Plants use a multi-layered self-regulating system to control their own immune response – one that’s more intricate than anyone had previously recognized.
Understanding how it works could open up new ways to make crops more resilient without resorting to genetic modification.
The study was led by Nitzan Shabek, an associate professor of plant biology at the University of California, Davis.
In Professor Shabek’s lab, researchers work at the intersection of biochemistry and structural biology.
The hormone that cuts both ways
Salicylic acid is probably best known as the active ingredient in aspirin. In plants, it plays a completely different role – it’s a hormone that sits at the heart of the immune system, triggering defences when a pathogen shows up.
But it’s a double-edged sword: too little and the plant can’t fight off disease; too much and the plant turns on itself, developing autoimmunity and stunting its own growth.
Plants need to keep salicylic acid levels in a narrow range.
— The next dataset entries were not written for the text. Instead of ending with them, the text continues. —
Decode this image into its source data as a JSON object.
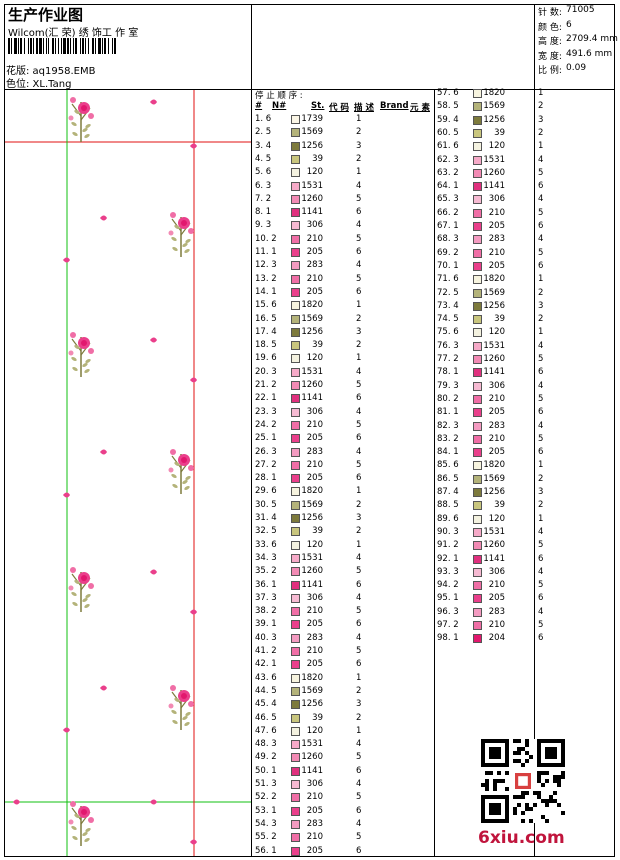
{
  "header": {
    "title": "生产作业图",
    "studio": "Wilcom(汇 荣) 绣 饰工 作 室",
    "design_label": "花版: aq1958.EMB",
    "color_label": "色位: XL.Tang"
  },
  "specs": [
    {
      "label": "针 数:",
      "value": "71005"
    },
    {
      "label": "颜 色:",
      "value": "6"
    },
    {
      "label": "高 度:",
      "value": "2709.4 mm"
    },
    {
      "label": "宽 度:",
      "value": "491.6 mm"
    },
    {
      "label": "比 例:",
      "value": "0.09"
    }
  ],
  "table_header": {
    "stop_title": "停 止 顺 序 :",
    "hash": "#",
    "n_hash": "N#",
    "st": "St.",
    "code": "代 码",
    "desc": "描 述",
    "brand": "Brand",
    "element": "元 素"
  },
  "colors": {
    "1739": "#fbf6e6",
    "1569": "#b4b37a",
    "1256": "#7d7a3c",
    "39": "#c9c67e",
    "120": "#f4f2e0",
    "1531": "#f6aac8",
    "1260": "#f28ab4",
    "1141": "#e0307e",
    "306": "#f6bad2",
    "210": "#f06ea6",
    "205": "#ea3f8b",
    "283": "#f49bc1",
    "1820": "#f7f4df",
    "204": "#e2186e"
  },
  "col1": [
    {
      "s": "1.",
      "n": "6",
      "code": "1739",
      "cn": "1"
    },
    {
      "s": "2.",
      "n": "5",
      "code": "1569",
      "cn": "2"
    },
    {
      "s": "3.",
      "n": "4",
      "code": "1256",
      "cn": "3"
    },
    {
      "s": "4.",
      "n": "5",
      "code": "39",
      "cn": "2"
    },
    {
      "s": "5.",
      "n": "6",
      "code": "120",
      "cn": "1"
    },
    {
      "s": "6.",
      "n": "3",
      "code": "1531",
      "cn": "4"
    },
    {
      "s": "7.",
      "n": "2",
      "code": "1260",
      "cn": "5"
    },
    {
      "s": "8.",
      "n": "1",
      "code": "1141",
      "cn": "6"
    },
    {
      "s": "9.",
      "n": "3",
      "code": "306",
      "cn": "4"
    },
    {
      "s": "10.",
      "n": "2",
      "code": "210",
      "cn": "5"
    },
    {
      "s": "11.",
      "n": "1",
      "code": "205",
      "cn": "6"
    },
    {
      "s": "12.",
      "n": "3",
      "code": "283",
      "cn": "4"
    },
    {
      "s": "13.",
      "n": "2",
      "code": "210",
      "cn": "5"
    },
    {
      "s": "14.",
      "n": "1",
      "code": "205",
      "cn": "6"
    },
    {
      "s": "15.",
      "n": "6",
      "code": "1820",
      "cn": "1"
    },
    {
      "s": "16.",
      "n": "5",
      "code": "1569",
      "cn": "2"
    },
    {
      "s": "17.",
      "n": "4",
      "code": "1256",
      "cn": "3"
    },
    {
      "s": "18.",
      "n": "5",
      "code": "39",
      "cn": "2"
    },
    {
      "s": "19.",
      "n": "6",
      "code": "120",
      "cn": "1"
    },
    {
      "s": "20.",
      "n": "3",
      "code": "1531",
      "cn": "4"
    },
    {
      "s": "21.",
      "n": "2",
      "code": "1260",
      "cn": "5"
    },
    {
      "s": "22.",
      "n": "1",
      "code": "1141",
      "cn": "6"
    },
    {
      "s": "23.",
      "n": "3",
      "code": "306",
      "cn": "4"
    },
    {
      "s": "24.",
      "n": "2",
      "code": "210",
      "cn": "5"
    },
    {
      "s": "25.",
      "n": "1",
      "code": "205",
      "cn": "6"
    },
    {
      "s": "26.",
      "n": "3",
      "code": "283",
      "cn": "4"
    },
    {
      "s": "27.",
      "n": "2",
      "code": "210",
      "cn": "5"
    },
    {
      "s": "28.",
      "n": "1",
      "code": "205",
      "cn": "6"
    },
    {
      "s": "29.",
      "n": "6",
      "code": "1820",
      "cn": "1"
    },
    {
      "s": "30.",
      "n": "5",
      "code": "1569",
      "cn": "2"
    },
    {
      "s": "31.",
      "n": "4",
      "code": "1256",
      "cn": "3"
    },
    {
      "s": "32.",
      "n": "5",
      "code": "39",
      "cn": "2"
    },
    {
      "s": "33.",
      "n": "6",
      "code": "120",
      "cn": "1"
    },
    {
      "s": "34.",
      "n": "3",
      "code": "1531",
      "cn": "4"
    },
    {
      "s": "35.",
      "n": "2",
      "code": "1260",
      "cn": "5"
    },
    {
      "s": "36.",
      "n": "1",
      "code": "1141",
      "cn": "6"
    },
    {
      "s": "37.",
      "n": "3",
      "code": "306",
      "cn": "4"
    },
    {
      "s": "38.",
      "n": "2",
      "code": "210",
      "cn": "5"
    },
    {
      "s": "39.",
      "n": "1",
      "code": "205",
      "cn": "6"
    },
    {
      "s": "40.",
      "n": "3",
      "code": "283",
      "cn": "4"
    },
    {
      "s": "41.",
      "n": "2",
      "code": "210",
      "cn": "5"
    },
    {
      "s": "42.",
      "n": "1",
      "code": "205",
      "cn": "6"
    },
    {
      "s": "43.",
      "n": "6",
      "code": "1820",
      "cn": "1"
    },
    {
      "s": "44.",
      "n": "5",
      "code": "1569",
      "cn": "2"
    },
    {
      "s": "45.",
      "n": "4",
      "code": "1256",
      "cn": "3"
    },
    {
      "s": "46.",
      "n": "5",
      "code": "39",
      "cn": "2"
    },
    {
      "s": "47.",
      "n": "6",
      "code": "120",
      "cn": "1"
    },
    {
      "s": "48.",
      "n": "3",
      "code": "1531",
      "cn": "4"
    },
    {
      "s": "49.",
      "n": "2",
      "code": "1260",
      "cn": "5"
    },
    {
      "s": "50.",
      "n": "1",
      "code": "1141",
      "cn": "6"
    },
    {
      "s": "51.",
      "n": "3",
      "code": "306",
      "cn": "4"
    },
    {
      "s": "52.",
      "n": "2",
      "code": "210",
      "cn": "5"
    },
    {
      "s": "53.",
      "n": "1",
      "code": "205",
      "cn": "6"
    },
    {
      "s": "54.",
      "n": "3",
      "code": "283",
      "cn": "4"
    },
    {
      "s": "55.",
      "n": "2",
      "code": "210",
      "cn": "5"
    },
    {
      "s": "56.",
      "n": "1",
      "code": "205",
      "cn": "6"
    }
  ],
  "col2": [
    {
      "s": "57.",
      "n": "6",
      "code": "1820",
      "cn": "1"
    },
    {
      "s": "58.",
      "n": "5",
      "code": "1569",
      "cn": "2"
    },
    {
      "s": "59.",
      "n": "4",
      "code": "1256",
      "cn": "3"
    },
    {
      "s": "60.",
      "n": "5",
      "code": "39",
      "cn": "2"
    },
    {
      "s": "61.",
      "n": "6",
      "code": "120",
      "cn": "1"
    },
    {
      "s": "62.",
      "n": "3",
      "code": "1531",
      "cn": "4"
    },
    {
      "s": "63.",
      "n": "2",
      "code": "1260",
      "cn": "5"
    },
    {
      "s": "64.",
      "n": "1",
      "code": "1141",
      "cn": "6"
    },
    {
      "s": "65.",
      "n": "3",
      "code": "306",
      "cn": "4"
    },
    {
      "s": "66.",
      "n": "2",
      "code": "210",
      "cn": "5"
    },
    {
      "s": "67.",
      "n": "1",
      "code": "205",
      "cn": "6"
    },
    {
      "s": "68.",
      "n": "3",
      "code": "283",
      "cn": "4"
    },
    {
      "s": "69.",
      "n": "2",
      "code": "210",
      "cn": "5"
    },
    {
      "s": "70.",
      "n": "1",
      "code": "205",
      "cn": "6"
    },
    {
      "s": "71.",
      "n": "6",
      "code": "1820",
      "cn": "1"
    },
    {
      "s": "72.",
      "n": "5",
      "code": "1569",
      "cn": "2"
    },
    {
      "s": "73.",
      "n": "4",
      "code": "1256",
      "cn": "3"
    },
    {
      "s": "74.",
      "n": "5",
      "code": "39",
      "cn": "2"
    },
    {
      "s": "75.",
      "n": "6",
      "code": "120",
      "cn": "1"
    },
    {
      "s": "76.",
      "n": "3",
      "code": "1531",
      "cn": "4"
    },
    {
      "s": "77.",
      "n": "2",
      "code": "1260",
      "cn": "5"
    },
    {
      "s": "78.",
      "n": "1",
      "code": "1141",
      "cn": "6"
    },
    {
      "s": "79.",
      "n": "3",
      "code": "306",
      "cn": "4"
    },
    {
      "s": "80.",
      "n": "2",
      "code": "210",
      "cn": "5"
    },
    {
      "s": "81.",
      "n": "1",
      "code": "205",
      "cn": "6"
    },
    {
      "s": "82.",
      "n": "3",
      "code": "283",
      "cn": "4"
    },
    {
      "s": "83.",
      "n": "2",
      "code": "210",
      "cn": "5"
    },
    {
      "s": "84.",
      "n": "1",
      "code": "205",
      "cn": "6"
    },
    {
      "s": "85.",
      "n": "6",
      "code": "1820",
      "cn": "1"
    },
    {
      "s": "86.",
      "n": "5",
      "code": "1569",
      "cn": "2"
    },
    {
      "s": "87.",
      "n": "4",
      "code": "1256",
      "cn": "3"
    },
    {
      "s": "88.",
      "n": "5",
      "code": "39",
      "cn": "2"
    },
    {
      "s": "89.",
      "n": "6",
      "code": "120",
      "cn": "1"
    },
    {
      "s": "90.",
      "n": "3",
      "code": "1531",
      "cn": "4"
    },
    {
      "s": "91.",
      "n": "2",
      "code": "1260",
      "cn": "5"
    },
    {
      "s": "92.",
      "n": "1",
      "code": "1141",
      "cn": "6"
    },
    {
      "s": "93.",
      "n": "3",
      "code": "306",
      "cn": "4"
    },
    {
      "s": "94.",
      "n": "2",
      "code": "210",
      "cn": "5"
    },
    {
      "s": "95.",
      "n": "1",
      "code": "205",
      "cn": "6"
    },
    {
      "s": "96.",
      "n": "3",
      "code": "283",
      "cn": "4"
    },
    {
      "s": "97.",
      "n": "2",
      "code": "210",
      "cn": "5"
    },
    {
      "s": "98.",
      "n": "1",
      "code": "204",
      "cn": "6"
    }
  ],
  "watermark": "6xiu.com"
}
What this study reveals is just how elaborate the system for doing that actually is.
A feedback loop with a twist
The basic mechanism sounds straightforward enough: when salicylic acid levels rise, the plant produces enzymes that break it down.
Two of these enzymes – known as DMR6 and DLO1 – are the main ones responsible for keeping the hormone in check.
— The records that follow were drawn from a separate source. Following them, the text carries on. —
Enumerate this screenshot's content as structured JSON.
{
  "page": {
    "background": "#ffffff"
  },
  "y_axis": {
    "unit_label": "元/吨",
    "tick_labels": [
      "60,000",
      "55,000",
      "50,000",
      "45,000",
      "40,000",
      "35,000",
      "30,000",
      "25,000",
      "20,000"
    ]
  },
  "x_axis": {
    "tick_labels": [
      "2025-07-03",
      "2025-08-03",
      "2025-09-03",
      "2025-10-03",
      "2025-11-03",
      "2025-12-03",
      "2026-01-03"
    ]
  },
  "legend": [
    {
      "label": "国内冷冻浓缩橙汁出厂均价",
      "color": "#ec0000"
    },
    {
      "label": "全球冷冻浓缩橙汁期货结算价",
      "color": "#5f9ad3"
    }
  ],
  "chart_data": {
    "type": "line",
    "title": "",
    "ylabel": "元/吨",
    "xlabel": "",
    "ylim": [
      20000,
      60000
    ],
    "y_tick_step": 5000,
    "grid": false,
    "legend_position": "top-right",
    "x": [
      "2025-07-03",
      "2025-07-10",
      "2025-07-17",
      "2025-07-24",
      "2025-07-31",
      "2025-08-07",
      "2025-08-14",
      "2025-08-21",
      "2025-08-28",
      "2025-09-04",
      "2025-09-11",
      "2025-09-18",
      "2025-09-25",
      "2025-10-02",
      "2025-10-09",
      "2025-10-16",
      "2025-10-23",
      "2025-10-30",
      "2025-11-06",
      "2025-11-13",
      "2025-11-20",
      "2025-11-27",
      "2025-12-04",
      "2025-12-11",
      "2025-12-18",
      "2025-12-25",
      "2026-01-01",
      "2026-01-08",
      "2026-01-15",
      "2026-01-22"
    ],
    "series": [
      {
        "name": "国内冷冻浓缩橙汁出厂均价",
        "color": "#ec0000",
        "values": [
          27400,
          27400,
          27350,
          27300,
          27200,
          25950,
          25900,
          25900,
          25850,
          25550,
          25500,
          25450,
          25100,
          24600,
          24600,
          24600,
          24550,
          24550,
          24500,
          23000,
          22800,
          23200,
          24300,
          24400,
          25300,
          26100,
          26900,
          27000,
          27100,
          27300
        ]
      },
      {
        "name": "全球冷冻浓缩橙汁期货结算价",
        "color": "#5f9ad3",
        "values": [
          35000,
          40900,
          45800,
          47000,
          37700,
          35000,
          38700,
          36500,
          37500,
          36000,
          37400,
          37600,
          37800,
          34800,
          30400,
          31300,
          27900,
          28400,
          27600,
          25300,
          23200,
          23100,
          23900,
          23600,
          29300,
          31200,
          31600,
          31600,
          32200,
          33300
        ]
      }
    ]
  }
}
But here’s where it gets interesting. When these enzymes bind to salicylic acid and start doing their job, their own shape changes. That change flags them for destruction by the cell’s protein-recycling machinery, a system called ubiquitin.
In other words, the very act of breaking down salicylic acid triggers a process that limits how much of it the enzymes can destroy.
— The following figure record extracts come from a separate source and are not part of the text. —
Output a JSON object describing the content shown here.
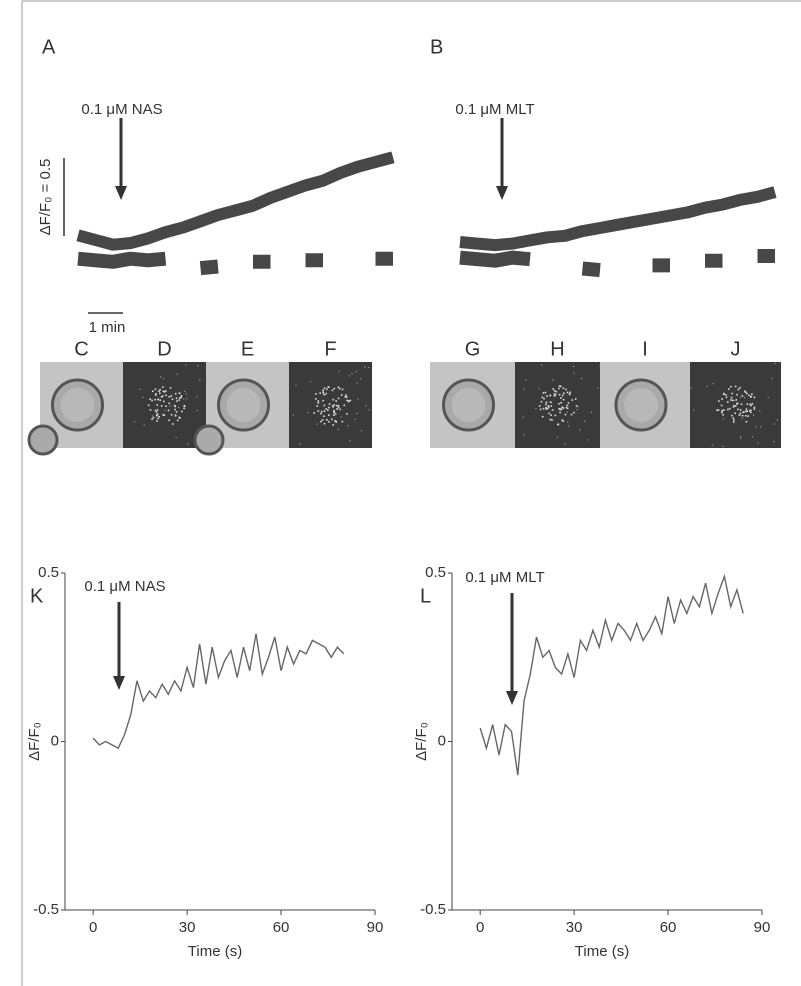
{
  "chart_data": [
    {
      "type": "trace",
      "panel_label": "A",
      "annotation": "0.1 μM NAS",
      "scale_bar": {
        "value": 0.5,
        "label": "ΔF/F₀ = 0.5"
      },
      "time_bar": {
        "value": 1,
        "label": "1 min"
      },
      "x": [
        0,
        0.5,
        1,
        1.5,
        2,
        2.5,
        3,
        3.5,
        4,
        4.5,
        5,
        5.5,
        6,
        6.5,
        7,
        7.5,
        8,
        8.5,
        9
      ],
      "series": [
        {
          "color": "#333333",
          "values": [
            0.03,
            0,
            -0.03,
            -0.02,
            0.01,
            0.05,
            0.08,
            0.12,
            0.16,
            0.19,
            0.22,
            0.27,
            0.31,
            0.35,
            0.38,
            0.43,
            0.47,
            0.5,
            0.53
          ]
        },
        {
          "color": "#333333",
          "values": [
            -0.12,
            -0.13,
            -0.14,
            -0.12,
            -0.13,
            -0.12,
            null,
            -0.18,
            -0.17,
            null,
            -0.14,
            -0.14,
            null,
            -0.13,
            -0.13,
            null,
            null,
            -0.12,
            -0.12
          ]
        }
      ]
    },
    {
      "type": "trace",
      "panel_label": "B",
      "annotation": "0.1 μM MLT",
      "x": [
        0,
        0.5,
        1,
        1.5,
        2,
        2.5,
        3,
        3.5,
        4,
        4.5,
        5,
        5.5,
        6,
        6.5,
        7,
        7.5,
        8,
        8.5,
        9
      ],
      "series": [
        {
          "color": "#333333",
          "values": [
            0,
            -0.01,
            -0.02,
            -0.01,
            0.01,
            0.03,
            0.04,
            0.07,
            0.09,
            0.11,
            0.13,
            0.15,
            0.17,
            0.19,
            0.22,
            0.24,
            0.27,
            0.29,
            0.32
          ]
        },
        {
          "color": "#333333",
          "values": [
            -0.1,
            -0.11,
            -0.12,
            -0.1,
            -0.11,
            null,
            null,
            -0.17,
            -0.18,
            null,
            null,
            -0.15,
            -0.15,
            null,
            -0.12,
            -0.12,
            null,
            -0.09,
            -0.09
          ]
        }
      ]
    },
    {
      "type": "line",
      "panel_label": "K",
      "annotation": "0.1 μM NAS",
      "x_label": "Time (s)",
      "y_label": "ΔF/F₀",
      "xlim": [
        -9,
        90
      ],
      "xticks": [
        0,
        30,
        60,
        90
      ],
      "ylim": [
        -0.5,
        0.5
      ],
      "yticks": [
        -0.5,
        0,
        0.5
      ],
      "color": "#666666",
      "x": [
        0,
        2,
        4,
        6,
        8,
        10,
        12,
        14,
        16,
        18,
        20,
        22,
        24,
        26,
        28,
        30,
        32,
        34,
        36,
        38,
        40,
        42,
        44,
        46,
        48,
        50,
        52,
        54,
        56,
        58,
        60,
        62,
        64,
        66,
        68,
        70,
        72,
        74,
        76,
        78,
        80
      ],
      "values": [
        0.01,
        -0.01,
        0,
        -0.01,
        -0.02,
        0.02,
        0.08,
        0.18,
        0.12,
        0.15,
        0.13,
        0.17,
        0.14,
        0.18,
        0.15,
        0.22,
        0.16,
        0.29,
        0.17,
        0.28,
        0.19,
        0.24,
        0.27,
        0.19,
        0.28,
        0.21,
        0.32,
        0.2,
        0.25,
        0.31,
        0.21,
        0.28,
        0.23,
        0.27,
        0.26,
        0.3,
        0.29,
        0.28,
        0.25,
        0.28,
        0.26
      ]
    },
    {
      "type": "line",
      "panel_label": "L",
      "annotation": "0.1 μM MLT",
      "x_label": "Time (s)",
      "y_label": "ΔF/F₀",
      "xlim": [
        -9,
        90
      ],
      "xticks": [
        0,
        30,
        60,
        90
      ],
      "ylim": [
        -0.5,
        0.5
      ],
      "yticks": [
        -0.5,
        0,
        0.5
      ],
      "color": "#666666",
      "x": [
        0,
        2,
        4,
        6,
        8,
        10,
        12,
        14,
        16,
        18,
        20,
        22,
        24,
        26,
        28,
        30,
        32,
        34,
        36,
        38,
        40,
        42,
        44,
        46,
        48,
        50,
        52,
        54,
        56,
        58,
        60,
        62,
        64,
        66,
        68,
        70,
        72,
        74,
        76,
        78,
        80,
        82,
        84
      ],
      "values": [
        0.04,
        -0.02,
        0.05,
        -0.04,
        0.05,
        0.03,
        -0.1,
        0.12,
        0.2,
        0.31,
        0.25,
        0.27,
        0.22,
        0.2,
        0.26,
        0.19,
        0.3,
        0.27,
        0.33,
        0.28,
        0.36,
        0.3,
        0.35,
        0.33,
        0.3,
        0.35,
        0.3,
        0.33,
        0.37,
        0.32,
        0.43,
        0.35,
        0.42,
        0.38,
        0.43,
        0.4,
        0.47,
        0.38,
        0.44,
        0.49,
        0.4,
        0.45,
        0.38
      ]
    }
  ],
  "image_panels": [
    "C",
    "D",
    "E",
    "F",
    "G",
    "H",
    "I",
    "J"
  ]
}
The plant isn’t just turning on a cleanup crew. It’s also putting a timer on them.
“Through this layered control, plants are able to balance immunity with growth, responding quickly to threats while avoiding the cost of prolonged defense,” Shabek said.
“Our discovery could open the door for innovation in agriculture by enabling new ways to fine-tune crop immunity without compromising growth.”
Finding the regulatory protein
The story didn’t end there. By mapping how DMR6 and DLO1 interact with other proteins, the team found a previously unidentified regulatory protein they named DAF1.
It acts as the trigger that marks both enzymes for destruction – and crucially, it binds more strongly to DMR6 when salicylic acid is present.
That means salicylic acid is essentially accelerating its own inactivation, a neat piece of biological self-regulation.
“I was intrigued by the possibility that the same enzymes responsible for deactivating salicylic acid are themselves being destroyed,” said study first author Natalie Hamada, a PhD candidate in Shabek’s lab.
Testing how the protein works
To test how DAF1 actually behaves during infection, the team ran experiments on tobacco plants.
When they engineered plants to lack DAF1 entirely, the plants became more vulnerable to bacterial infection. This happened because DMR6 was free to remove salicylic acid too efficiently, leaving the immune response underpowered.
When they engineered plants to overproduce DAF1, the opposite happened: the plants showed signs of autoimmunity, their immune system running hot with nothing to rein it in.
“It’s like a seesaw – when plants don’t have DAF1, their immune response is compromised, because DMR6 removes salicylic acid too efficiently, but when they produce too much DAF1, they degrade DMR6 too efficiently, which means they end up with excess salicylic acid,” said co-author Jacob Moe-Lange.
“Regulating the regulators of salicylic acid is critical for plants to successfully grow and balance priorities when they face stress.”
What this means for agriculture
There’s a practical dimension to all this. Researchers have known for a while that engineering plants to reduce DMR6 activity can boost immunity.
The problem is that it also tends to hurt plant growth and it comes with the regulatory complications that accompany any genetically modified crop.
DAF1 offers a potentially more precise lever. Rather than permanently altering the plant’s genetics, it might be possible to develop molecules that tweak the interaction between DMR6 and DAF1.
This could ultimately give scientists the ability to nudge the immune system up or down as needed, without permanently changing the plant’s DNA.
“Our findings could potentially be used to fine-tune plant disease resilience without using genetic engineering,” Hamada said.
“For example, it might be possible to design molecules that enhance or inhibit interactions between DMR6 and DAF1, which could be strategically applied to non-GMO crops.”
That’s still a few steps away. But the discovery of DAF1 gives plant scientists a new target to work with – and a clearer picture of a system that, it turns out, is considerably more sophisticated than it looked.
The study was published in the journal Nature Communications.